Mikoto leaned in slowly, like a predator savoring the final moment of the hunt.
"You didn't even give me a gift for bearing your sons," her voice turned sweet in a sinister way. "Not one little present. But you know what I've decided?"
She straddled his stomach gently, like it was some romantic moment.
"I'm taking your eyes. One for Itachi. One for Sasuke. Fair trade, don't you think?"
Her fingers reached for his face. Slowly. With pleasure.
Fugaku's hand found something hot beside him — a stone. Still white-hot from a recent fire jutsu. Pain lanced through his palm, but he gripped it with a death hold — and struck.
The stone hissed as it seared into her cheek.
"You bastard! You motherfucker!!" she screamed, rolling away, clutching the scorched side of her face. "What the hell did you do to my face, asshole?!"
"How rude," Fugaku rasped, barely lifting his head. "And with those filthy lips, you plan to kiss our kids goodnight?"

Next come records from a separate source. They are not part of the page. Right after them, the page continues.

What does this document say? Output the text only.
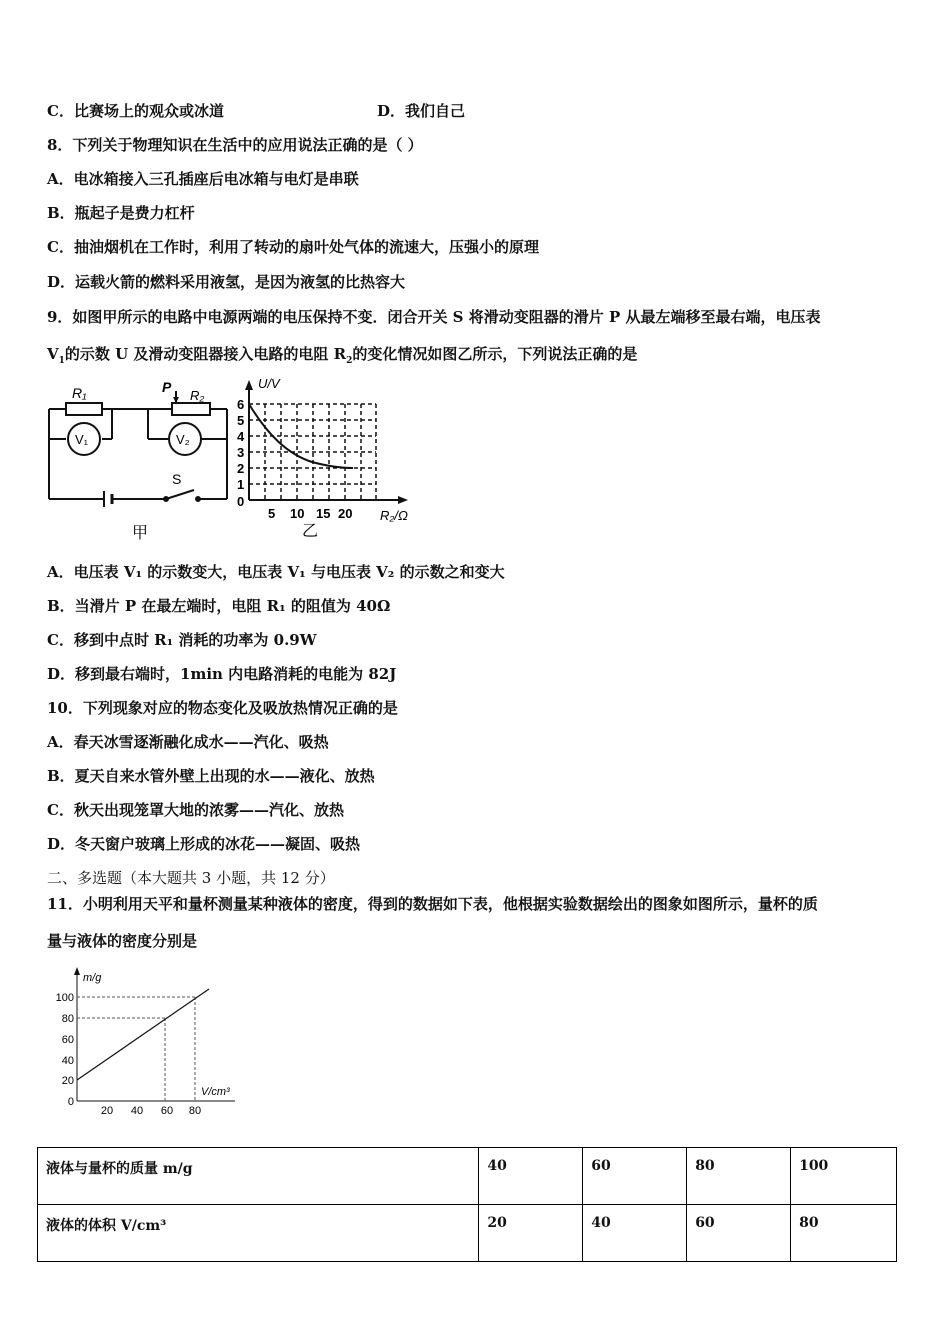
C．比赛场上的观众或冰道	D．我们自己
8．下列关于物理知识在生活中的应用说法正确的是（ ）
A．电冰箱接入三孔插座后电冰箱与电灯是串联
B．瓶起子是费力杠杆
C．抽油烟机在工作时，利用了转动的扇叶处气体的流速大，压强小的原理
D．运载火箭的燃料采用液氢，是因为液氢的比热容大
9．如图甲所示的电路中电源两端的电压保持不变．闭合开关 S 将滑动变阻器的滑片 P 从最左端移至最右端，电压表
$V_1$的示数 U 及滑动变阻器接入电路的电阻 $R_2$的变化情况如图乙所示，下列说法正确的是
R₁	P
R₂
V₁	V₂
S
甲
U/V
6
5
4
3
2
1
0
5 10 15 20 R₂/Ω
乙
A．电压表 V₁ 的示数变大，电压表 V₁ 与电压表 V₂ 的示数之和变大
B．当滑片 P 在最左端时，电阻 R₁ 的阻值为 40Ω
C．移到中点时 R₁ 消耗的功率为 0.9W
D．移到最右端时，1min 内电路消耗的电能为 82J
10．下列现象对应的物态变化及吸放热情况正确的是
A．春天冰雪逐渐融化成水——汽化、吸热
B．夏天自来水管外壁上出现的水——液化、放热
C．秋天出现笼罩大地的浓雾——汽化、放热
D．冬天窗户玻璃上形成的冰花——凝固、吸热
二、多选题（本大题共 3 小题，共 12 分）
11．小明利用天平和量杯测量某种液体的密度，得到的数据如下表，他根据实验数据绘出的图象如图所示，量杯的质
量与液体的密度分别是
m/g
100
80
60
40
20
0
20 40 60 80
V/cm³
液体与量杯的质量 m/g	40	60	80	100
液体的体积 V/cm³	20	40	60	80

Mikoto let out a shriek, like a wounded snake:
"I'll kill you!"
She lunged at him—but didn't make it. With a deafening roar and a crack, a massive boulder came crashing down from above, slamming into her back. The sound of breaking vertebrae echoed through the cave. The ground shook.
The ceiling began to collapse. Stones rained down like hail. The air turned suffocating.

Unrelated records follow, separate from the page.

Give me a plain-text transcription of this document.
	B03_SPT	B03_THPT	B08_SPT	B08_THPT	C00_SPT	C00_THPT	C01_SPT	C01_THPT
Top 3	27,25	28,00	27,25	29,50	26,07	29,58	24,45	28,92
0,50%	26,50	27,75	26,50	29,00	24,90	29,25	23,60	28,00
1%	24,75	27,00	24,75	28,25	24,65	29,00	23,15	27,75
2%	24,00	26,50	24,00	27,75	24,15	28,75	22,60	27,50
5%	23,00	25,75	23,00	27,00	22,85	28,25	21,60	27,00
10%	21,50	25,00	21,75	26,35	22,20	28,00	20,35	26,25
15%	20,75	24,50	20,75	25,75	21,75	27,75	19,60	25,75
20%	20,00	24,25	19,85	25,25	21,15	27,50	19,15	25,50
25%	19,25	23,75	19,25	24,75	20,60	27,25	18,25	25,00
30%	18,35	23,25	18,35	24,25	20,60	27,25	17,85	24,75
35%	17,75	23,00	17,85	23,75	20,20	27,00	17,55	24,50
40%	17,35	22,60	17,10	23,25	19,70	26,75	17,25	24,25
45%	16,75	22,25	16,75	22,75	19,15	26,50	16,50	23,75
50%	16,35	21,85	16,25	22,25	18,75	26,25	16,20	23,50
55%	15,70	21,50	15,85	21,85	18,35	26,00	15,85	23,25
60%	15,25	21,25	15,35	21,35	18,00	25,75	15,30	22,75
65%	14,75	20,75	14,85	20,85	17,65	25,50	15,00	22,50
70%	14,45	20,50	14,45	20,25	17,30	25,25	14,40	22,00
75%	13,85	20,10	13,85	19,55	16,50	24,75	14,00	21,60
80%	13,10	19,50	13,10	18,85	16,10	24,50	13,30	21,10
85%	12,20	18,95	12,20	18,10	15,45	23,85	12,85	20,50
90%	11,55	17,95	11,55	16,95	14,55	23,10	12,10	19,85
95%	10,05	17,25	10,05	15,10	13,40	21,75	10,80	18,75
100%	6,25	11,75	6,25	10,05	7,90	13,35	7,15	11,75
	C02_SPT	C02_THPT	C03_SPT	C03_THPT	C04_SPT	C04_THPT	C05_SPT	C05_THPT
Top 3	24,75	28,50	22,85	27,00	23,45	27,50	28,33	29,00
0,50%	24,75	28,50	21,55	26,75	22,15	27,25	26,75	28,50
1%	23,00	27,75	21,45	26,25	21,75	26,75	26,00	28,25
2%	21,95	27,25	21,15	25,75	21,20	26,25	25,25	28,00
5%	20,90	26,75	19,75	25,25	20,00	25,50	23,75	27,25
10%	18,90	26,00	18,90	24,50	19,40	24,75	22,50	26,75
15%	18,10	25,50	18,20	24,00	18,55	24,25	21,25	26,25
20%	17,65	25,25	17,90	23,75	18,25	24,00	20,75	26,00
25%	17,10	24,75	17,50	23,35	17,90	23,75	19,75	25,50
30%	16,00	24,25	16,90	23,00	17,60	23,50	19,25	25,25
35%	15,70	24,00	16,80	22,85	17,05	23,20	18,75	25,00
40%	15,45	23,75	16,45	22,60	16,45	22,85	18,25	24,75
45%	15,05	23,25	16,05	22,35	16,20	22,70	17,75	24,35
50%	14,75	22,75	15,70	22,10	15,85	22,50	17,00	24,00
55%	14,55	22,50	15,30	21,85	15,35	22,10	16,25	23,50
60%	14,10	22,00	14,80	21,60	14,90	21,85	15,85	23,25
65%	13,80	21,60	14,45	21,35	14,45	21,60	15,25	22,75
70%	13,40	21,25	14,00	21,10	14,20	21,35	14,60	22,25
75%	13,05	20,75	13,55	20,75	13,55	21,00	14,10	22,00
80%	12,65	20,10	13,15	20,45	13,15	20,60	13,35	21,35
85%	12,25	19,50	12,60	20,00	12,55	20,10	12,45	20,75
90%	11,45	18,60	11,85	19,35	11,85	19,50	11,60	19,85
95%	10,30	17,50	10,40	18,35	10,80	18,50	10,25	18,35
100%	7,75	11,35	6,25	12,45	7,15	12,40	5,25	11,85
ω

"To hell with this…" Mikoto rasped, dragging her body, crawling out from under the rubble. She slithered toward the exit, jerking like a snake. "I'm getting out… I'm not dying with you…"
"Not so fast, darling," Fugaku dropped down on top of her, grabbing her arms. His face was gaunt, but his eyes blazed.
"What the hell are you doing, idiot?!" she screamed, choking on the dust. "We're both gonna die here!"
He leaned in, his hot breath brushing her ear.
"Your words really touched me…" he whispered. "Made me realize our married life lacked romance."
He gave a faint smile.
"Let me give you a fairytale."
And he whispered, like an epitaph:
"And they died on the same day."
The cave roof came crashing down.
///
Meanwhile, in Konoha.
A fiery glow spread across the night sky. The Uchiha compound was burning like a funeral pyre. The firefighting jutsu weren't enough. The flames were too strong.
On the porch of a neighboring house, wrapped in a blanket, sat Shisui. He held Itachi and Sasuke tightly, clutching them like a shield.
Their home was ablaze.
But there was no fear in their eyes.
Only exhaustion.
"It's all done," Shisui murmured. His voice was hoarse, but steady. "The temple basement's completely flooded with freezing liquid. Not a single explosive tag will go off. We got everything valuable out. Jiongu's in the aquarium. The scrolls are safe."
He gave a bitter, almost relieved smile.
"Now we can finally breathe."
Sasuke stared into the flames. His voice was barely a whisper:
"Our home is gone."
Itachi quietly squeezed his shoulder.
"Maybe that's for the best," he exhaled. "That house had too many wrong things in it. We'll build a new one. With a better layout. And a better story."
"When will Dad and…" Sasuke swallowed his tears, "and Mom come back?"
Shisui didn't have time to answer.
Above them, the clock struck midnight.
Twelve chimes.
The exact hour Orochimaru had promised Fugaku would die.